The easy numbers might sound like a return to the type of subprime financing that damaged the housing and Wall Street markets, but Continental is maximizing a controversial rule under the Federal Housing Administration -- a loophole that allows sellers to funnel down payments to FHA-qualified buyers through nonprofits, leading to FHA fears that these buyers wouldn't qualify otherwise.

This leaves us hopping mad. This is NOT what FHA was intended for. Companies like this one are just turning FHA into another subprime lender. Your tax dollars at work. The article has more on the fight over this loophole (which is just about as egregious as the one that lets you "rent" your credit score):

The FHA has for decades allowed nonprofits to give buyers down payment gifts, but didn't intend such agencies to be the conduits for sellers to help buyers get around the minimum down payment requirement. Many lenders avoided FHA loans because of all the paperwork, and it was only after the subprime problems that federally backed loans and programs became hugely popular again.
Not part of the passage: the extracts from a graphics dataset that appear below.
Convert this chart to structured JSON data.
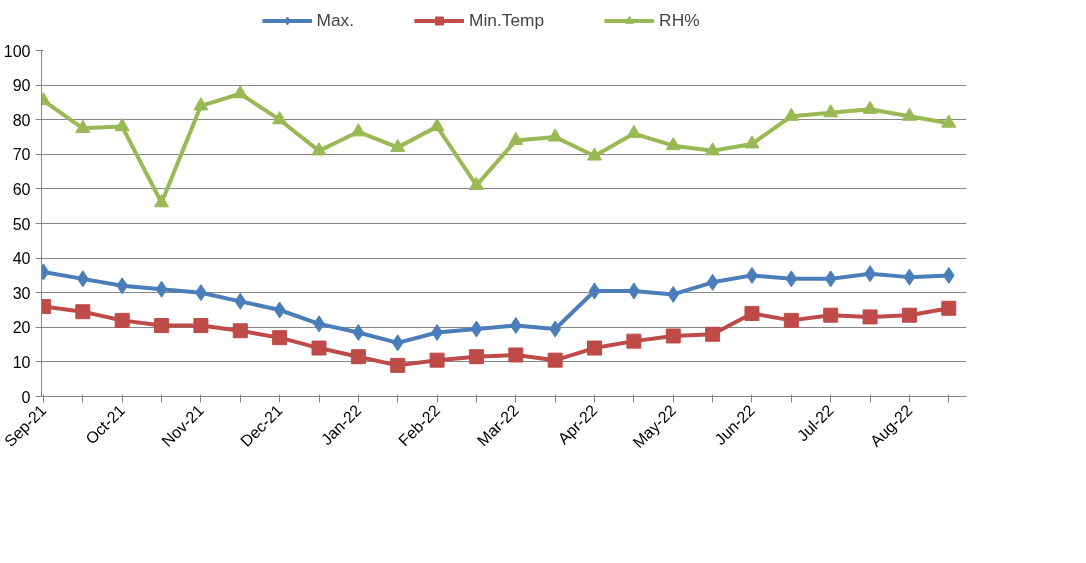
{
  "chart_data": {
    "type": "line",
    "categories": [
      "Sep-21",
      null,
      "Oct-21",
      null,
      "Nov-21",
      null,
      "Dec-21",
      null,
      "Jan-22",
      null,
      "Feb-22",
      null,
      "Mar-22",
      null,
      "Apr-22",
      null,
      "May-22",
      null,
      "Jun-22",
      null,
      "Jul-22",
      null,
      "Aug-22",
      null
    ],
    "series": [
      {
        "name": "Max.",
        "color": "#4a7ebb",
        "marker": "diamond",
        "values": [
          36,
          34,
          32,
          31,
          30,
          27.5,
          25,
          21,
          18.5,
          15.5,
          18.5,
          19.5,
          20.5,
          19.5,
          30.5,
          30.5,
          29.5,
          33,
          35,
          34,
          34,
          35.5,
          34.5,
          35
        ]
      },
      {
        "name": "Min.Temp",
        "color": "#be4b48",
        "marker": "square",
        "values": [
          26,
          24.5,
          22,
          20.5,
          20.5,
          19,
          17,
          14,
          11.5,
          9,
          10.5,
          11.5,
          12,
          10.5,
          14,
          16,
          17.5,
          18,
          24,
          22,
          23.5,
          23,
          23.5,
          25.5
        ]
      },
      {
        "name": "RH%",
        "color": "#98b954",
        "marker": "triangle",
        "values": [
          85.5,
          77.5,
          78,
          56,
          84,
          87.5,
          80,
          71,
          76.5,
          72,
          78,
          61,
          74,
          75,
          69.5,
          76,
          72.5,
          71,
          73,
          81,
          82,
          83,
          81,
          79
        ]
      }
    ],
    "ylim": [
      0,
      100
    ],
    "yticks": [
      0,
      10,
      20,
      30,
      40,
      50,
      60,
      70,
      80,
      90,
      100
    ],
    "grid": "y",
    "legend": "top",
    "line_style": "solid"
  }
}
Last year, FHA tried to close the loophole on the circuitous seller help. Studies found inflated prices and other problems in "seller-funded" assistance. "Loans made to borrowers who rely on seller-funded gifts are almost 21/2 times more likely to fail than all other home purchase loans insured by FHA," said FHA spokesman Steven O'Halloran.

Three months ago, Nehemiah and other nonprofits sued the FHA over the issue. A federal judge ordered the FHA to allow seller-funded down payment assistance to continue until the case is settled, as early as next month.